Fish can be very easy to cook, but it is very delicate as well. Treat it with respect and the fish honours you with its beautiful and rich taste.
I had two pieces of aari maas or giant river catfish leftover from the day earlier and I was really looking to make a baked fish dish this week.
Ingredients to make one dish:
- 2 pieces of filleted 5-inch fish (any boneless fish will do)
- Melted butter – 4 tablespoons
- Salt and pepper as needed
- 1 tablespoon lemon juice
- 1 tablespoon mayonnaise
- Half a tablespoon of English mustard
- 1 teaspoon of peri-peri powder
- Half a teaspoon of ginger-garlic powder
- Quarter of a cup of breadcrumbs
Ingredients to make the vinaigrette:
- Half a handful of coriander leaves with the stems
- 1 tablespoon white wine vinegar
- 2 tablespoons extra virgin olive oil
- 1 teaspoon lemon juice
- A pinch of salt
- 2-3 small garlic cloves
Wash the fish fillets with a little lemon juice and let it sit for 10-15 minutes to remove the fishy smell. Rinse lightly with water and pat dry with a paper napkin.
Add salt and pepper on both sides of the fillets. Brush some melted butter onto a baking tray and set the fillets on it. Preheat the oven to 210 degrees.
In a small bowl, mix the lemon juice, mayonnaise, mustard, peri-peri and the garlic-ginger powder till it’s smooth. Spoon the mix over the fillets and cover completely.

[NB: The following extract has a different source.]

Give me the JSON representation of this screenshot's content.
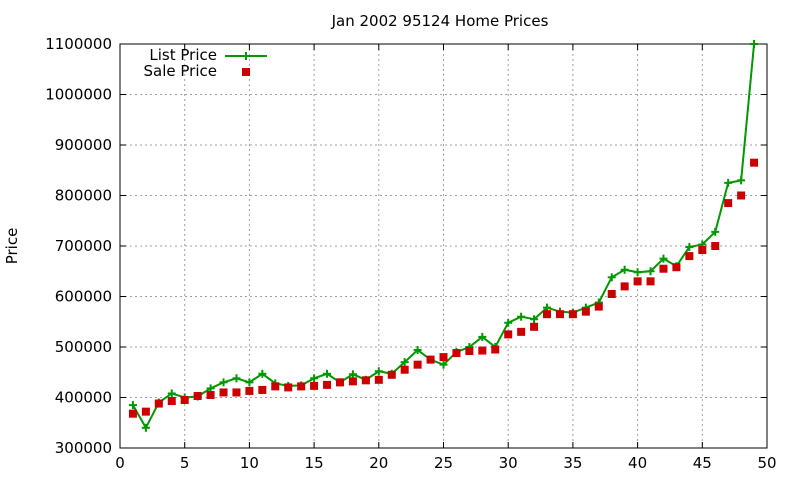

Top the fillets off with the breadcrumbs and the remaining melted butter. Bake on the middle shelf of the oven for 20 minutes till the fish is flaky when touched with a fork.
To make the vinaigrette, add the coriander, vinegar, olive oil, lemon juice, salt and garlic to a blender and blitz till smooth.
Place the fish in a serving dish and finish the dish by spooning the vinaigrette over the fillets. Garnish with a few coriander leaves.
A simple recipe for a simple Sunday dinner. Happy cooking!